Tracciare il bilancio di un’esperienza che ha coinciso, quasi perfettamente con quella stessa della nostra vita politica attiva, significa ripercorrere le innumerevoli occasioni di incontri, di dibattiti, di riunioni notturne romane e nelle nostre diverse realtà regionali e provinciali. Rivivere le ansie e le preoccupazioni di decine e decine di congressi provinciali, regionali e nazionali. Un’infinità di tempo sottratto alla famiglia, agli impegni di studio e professionali, per dedicarsi pressoché totalmente e gratuitamente alla testimonianza di una militanza e di una fedeltà mai venute meno.

Da Carlo abbiamo imparato la lezione di una politica ancorata agli ideali, fatta di approfondimento teorico, esercitato nelle lunghe discussioni e nel confronto anche duro e permanente tra di noi, e di esercizio pratico, alle prese di un partito in cui si doveva fare i conti con le tessere, con le preferenze, con le inevitabili tentazioni non sempre commendevoli del potere.

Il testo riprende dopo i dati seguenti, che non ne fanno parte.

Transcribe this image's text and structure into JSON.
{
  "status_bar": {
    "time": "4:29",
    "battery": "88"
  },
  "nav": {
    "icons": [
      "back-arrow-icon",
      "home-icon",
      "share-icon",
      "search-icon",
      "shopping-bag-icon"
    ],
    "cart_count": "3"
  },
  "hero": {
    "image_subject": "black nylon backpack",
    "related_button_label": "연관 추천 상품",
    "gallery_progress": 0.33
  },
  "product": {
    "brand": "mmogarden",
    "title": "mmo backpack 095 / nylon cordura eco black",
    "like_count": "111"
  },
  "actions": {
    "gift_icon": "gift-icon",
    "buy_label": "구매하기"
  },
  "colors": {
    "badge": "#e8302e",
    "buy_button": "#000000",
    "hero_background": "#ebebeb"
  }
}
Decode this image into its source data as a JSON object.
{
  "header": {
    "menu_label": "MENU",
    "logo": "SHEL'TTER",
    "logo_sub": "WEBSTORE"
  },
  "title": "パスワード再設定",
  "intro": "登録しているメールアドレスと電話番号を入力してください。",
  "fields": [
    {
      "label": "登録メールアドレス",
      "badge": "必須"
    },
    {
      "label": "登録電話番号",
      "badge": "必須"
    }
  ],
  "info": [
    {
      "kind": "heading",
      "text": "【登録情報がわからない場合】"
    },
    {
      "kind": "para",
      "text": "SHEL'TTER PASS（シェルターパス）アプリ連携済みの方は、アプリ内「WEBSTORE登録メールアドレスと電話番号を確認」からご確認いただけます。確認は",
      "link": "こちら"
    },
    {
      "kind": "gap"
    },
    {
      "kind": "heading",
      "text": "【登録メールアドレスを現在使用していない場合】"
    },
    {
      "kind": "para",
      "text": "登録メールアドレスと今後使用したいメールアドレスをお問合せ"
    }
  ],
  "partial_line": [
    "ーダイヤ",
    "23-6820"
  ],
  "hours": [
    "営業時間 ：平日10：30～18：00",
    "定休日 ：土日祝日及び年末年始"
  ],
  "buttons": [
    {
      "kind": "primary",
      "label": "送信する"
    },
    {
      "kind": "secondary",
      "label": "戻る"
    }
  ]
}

Noi che abbiamo avuto la fortuna, se non proprio il merito considerato che mai esercitammo autentici ruoli di potere, di restare sempre al di qua dei limiti corretti dell’esercizio onesto della politica, possiamo a pieno titolo testimoniare con quanta straordinaria coerenza Donat Cattin, anche su questo fronte, seppe rappresentare per molti di noi un modello di vita e di positivo riferimento.

Non estraneo né insensibile al richiamo del potere, senza del quale la politica si riduce a mera testimonianza, Donat Cattin seppe sempre far prevalere le ragioni ideali. Lo fece quando, in più occasioni, gli aiuti finanziari che, certo, non mancarono alla nostra come alle altre ben più attrezzate correnti, per sua insindacabile decisione andavano a sostenere la voce democratica della “Gazzetta del Popolo “ di Torino piuttosto che le nostre talora petulanti richieste di aiuto per il tesseramento, nel quale rincorrere i dorotei et similia era per noi una partita persa in partenza, come “ giocare a poker con l’Aga Kahn”….

O quando, ed era il suo cruccio e il suo impegno costante, si trattava di tenere in piedi riviste che hanno fatto la storia politica e culturale della DC, da “Sette Giorni” a “Terza Fase”. Per non dimenticare i nostri appuntamenti annuali di Saint Vincent, uno dei pochi momenti di approfondimento culturale e politico aperto a tutte le idee dentro e fuori della DC. Furono questi gli strumenti e le occasioni in cui si formò e visse la nostra generazione politica. Quella dei giovani del 1964 che rimasero con Carlo sino alla fine.

Con lui soffrimmo il dramma di un padre colpito negli affetti più cari, prima, dalle vicende brigatiste del figlio Marco, le cui colpe gli furono fatte così pesantemente pagare sul piano politico e, poi, direttamente al suo cuore, dopo l’incidente mortale dello stesso figlio, viatico inevitabile di quella morte in ospedale a Montecarlo che ci ha lasciati drammaticamente soli e senza più guida.

Nel mio studio conservo una foto ingrandita che guardo ogni giorno con commozione nel momento in cui mi accosto al computer: Carlo ha il capo chino, davanti a me e a Sandro Fontana, mentre mi sta dando le ultime istruzioni per l’imminente intervento che, come sempre, era obbligatorio fare ad ogni consiglio nazionale.

Tante volte, quella perentoria e indiscutibile sollecitazione, a noi sembrava se non superflua , almeno inopportuna, , ma il vecchio Capo insisteva ed a lui non si poteva dire di no: “ vai e intervieni”, anche perché, se ne chiedevi la ragione la risposta, tra il serio e il faceto, era disarmante: “ la truppa bisogna tenerla sempre allenata”…….

Meditare su figure straordinarie come quelle di Carlo Dont Cattin in questa terribile fase di decadenza politica e culturale, rende ancor più importante la nostra battaglia che, dalla fine politica della DC, stiamo combattendo per ricomporre l’area politica di ispirazione cattolica e democratica cristiana, che, io credo, sarebbe quella che anche Donat Cattin ci inviterebbe a compiere, nella coerente fedeltà a ideali e valori che ci hanno accomunato a lui per tutta la vita.